I’m fine with just “will”. Freedom-noodling muddies waters that are already thoroughly clouded. Taking my own criticism to heart, though: my dislike of freedom-complications doesn’t mean wills aren’t actually thus complicated. I simply can’t reconcile descriptions of such freedom with the world of which I am part (and not for lack of trying; it’s such a pervasive idea in western literature and government that anyone would be foolish to ignore it).

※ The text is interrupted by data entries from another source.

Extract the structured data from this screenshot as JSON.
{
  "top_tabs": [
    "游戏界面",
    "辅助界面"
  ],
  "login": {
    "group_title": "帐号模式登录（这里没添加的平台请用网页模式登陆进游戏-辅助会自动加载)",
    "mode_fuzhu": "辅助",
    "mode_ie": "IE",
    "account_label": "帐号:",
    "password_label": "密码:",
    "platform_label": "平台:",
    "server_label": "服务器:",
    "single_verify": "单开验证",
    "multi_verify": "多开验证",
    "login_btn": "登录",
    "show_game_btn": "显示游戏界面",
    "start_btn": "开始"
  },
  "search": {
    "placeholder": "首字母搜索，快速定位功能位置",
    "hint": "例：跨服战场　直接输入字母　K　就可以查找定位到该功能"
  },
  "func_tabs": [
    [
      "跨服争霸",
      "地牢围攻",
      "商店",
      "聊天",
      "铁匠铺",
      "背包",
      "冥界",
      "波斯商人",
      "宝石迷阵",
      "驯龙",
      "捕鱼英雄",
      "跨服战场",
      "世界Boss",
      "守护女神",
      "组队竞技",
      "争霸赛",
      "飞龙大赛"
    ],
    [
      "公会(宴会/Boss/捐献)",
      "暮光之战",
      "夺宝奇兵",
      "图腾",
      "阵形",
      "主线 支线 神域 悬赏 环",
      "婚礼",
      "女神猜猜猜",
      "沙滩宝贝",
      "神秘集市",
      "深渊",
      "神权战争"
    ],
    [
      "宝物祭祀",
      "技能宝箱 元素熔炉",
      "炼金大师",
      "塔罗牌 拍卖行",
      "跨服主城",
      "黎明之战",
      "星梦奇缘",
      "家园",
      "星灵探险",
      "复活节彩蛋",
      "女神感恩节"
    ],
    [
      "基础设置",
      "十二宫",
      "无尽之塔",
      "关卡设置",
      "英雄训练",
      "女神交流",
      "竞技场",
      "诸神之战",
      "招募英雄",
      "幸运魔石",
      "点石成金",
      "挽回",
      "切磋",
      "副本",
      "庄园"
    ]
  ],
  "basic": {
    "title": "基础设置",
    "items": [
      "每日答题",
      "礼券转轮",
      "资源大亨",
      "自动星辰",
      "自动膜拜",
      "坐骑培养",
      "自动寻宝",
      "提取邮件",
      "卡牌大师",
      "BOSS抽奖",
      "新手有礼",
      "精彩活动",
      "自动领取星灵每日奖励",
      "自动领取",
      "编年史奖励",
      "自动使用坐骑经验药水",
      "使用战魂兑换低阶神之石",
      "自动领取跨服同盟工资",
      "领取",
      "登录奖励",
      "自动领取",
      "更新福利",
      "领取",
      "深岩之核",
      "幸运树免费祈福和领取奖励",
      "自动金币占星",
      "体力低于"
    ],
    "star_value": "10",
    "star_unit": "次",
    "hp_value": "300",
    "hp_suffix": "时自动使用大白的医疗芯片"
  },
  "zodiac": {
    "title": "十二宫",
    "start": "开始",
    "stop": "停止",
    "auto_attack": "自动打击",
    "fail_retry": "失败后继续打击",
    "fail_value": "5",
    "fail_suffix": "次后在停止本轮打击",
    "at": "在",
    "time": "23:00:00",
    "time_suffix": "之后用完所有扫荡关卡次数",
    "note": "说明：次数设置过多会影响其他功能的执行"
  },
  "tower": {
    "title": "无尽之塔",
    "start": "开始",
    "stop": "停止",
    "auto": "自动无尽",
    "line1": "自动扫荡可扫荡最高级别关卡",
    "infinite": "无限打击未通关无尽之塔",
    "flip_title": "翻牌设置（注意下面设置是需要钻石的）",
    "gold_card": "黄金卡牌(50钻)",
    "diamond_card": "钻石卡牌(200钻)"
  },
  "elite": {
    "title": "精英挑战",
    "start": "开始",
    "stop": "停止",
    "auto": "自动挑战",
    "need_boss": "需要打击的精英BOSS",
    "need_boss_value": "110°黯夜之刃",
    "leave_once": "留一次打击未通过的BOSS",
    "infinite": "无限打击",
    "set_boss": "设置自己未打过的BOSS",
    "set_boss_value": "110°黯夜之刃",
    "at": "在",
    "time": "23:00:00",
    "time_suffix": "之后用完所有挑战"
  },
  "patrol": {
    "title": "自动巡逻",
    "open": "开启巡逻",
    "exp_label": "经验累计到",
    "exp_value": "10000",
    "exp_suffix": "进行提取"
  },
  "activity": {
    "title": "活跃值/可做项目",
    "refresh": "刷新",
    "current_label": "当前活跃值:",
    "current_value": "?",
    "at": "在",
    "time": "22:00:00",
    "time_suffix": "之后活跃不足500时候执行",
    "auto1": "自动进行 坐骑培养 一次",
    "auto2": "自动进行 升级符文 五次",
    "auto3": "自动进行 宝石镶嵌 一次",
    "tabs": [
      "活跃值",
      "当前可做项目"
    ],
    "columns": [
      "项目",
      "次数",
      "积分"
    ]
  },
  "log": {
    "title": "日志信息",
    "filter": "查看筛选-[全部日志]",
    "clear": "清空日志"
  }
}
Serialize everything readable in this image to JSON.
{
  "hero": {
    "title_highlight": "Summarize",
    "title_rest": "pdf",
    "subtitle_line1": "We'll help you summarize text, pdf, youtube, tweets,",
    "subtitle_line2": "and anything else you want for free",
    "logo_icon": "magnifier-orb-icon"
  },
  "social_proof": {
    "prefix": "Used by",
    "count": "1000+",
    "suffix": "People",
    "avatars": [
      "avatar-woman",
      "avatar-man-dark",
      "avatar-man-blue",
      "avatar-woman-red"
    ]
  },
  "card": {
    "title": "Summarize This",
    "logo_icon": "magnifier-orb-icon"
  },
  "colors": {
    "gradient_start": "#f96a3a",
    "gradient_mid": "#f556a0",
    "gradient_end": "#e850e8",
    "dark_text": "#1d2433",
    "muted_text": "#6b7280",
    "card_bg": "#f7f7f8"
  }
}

As to your point: I don’t understand it well enough to agree or disagree. Insofar as I am a tedious monist and an empiricist wont to dismiss deepity, I’d just say that the tenacity or beauty or ugliness of ideas isn’t indicative of their truth, worthiness, utility, morality, etc. To critique my own position again: this applies as much to empirical approaches to knowledge as to any other (see the ongoing reproducibility crisis and the state of, for instance, pharmaceutical research publications).
I love it when the knives come out
Sounds like this was written by someone who tried to read Hegel but ended up curled up in a ball on the floor crying.
Isn’t that the normal response to trying to read Hegel?
Perhaps (although I’ve managed to stay off the floor at least), but implying that all philosophy should be explainable to a 5 year old is one of the dumbest things I’ve ever read. If only some articulate person had “explained it all to me” at the age of 5 I wouldn’t have wasted so many years reading all these silly books!
And this: “Philosophy is simply one thing: a guide to the good life. No more, no less.” - that, that is the 2nd dumbest thing I’ve ever read.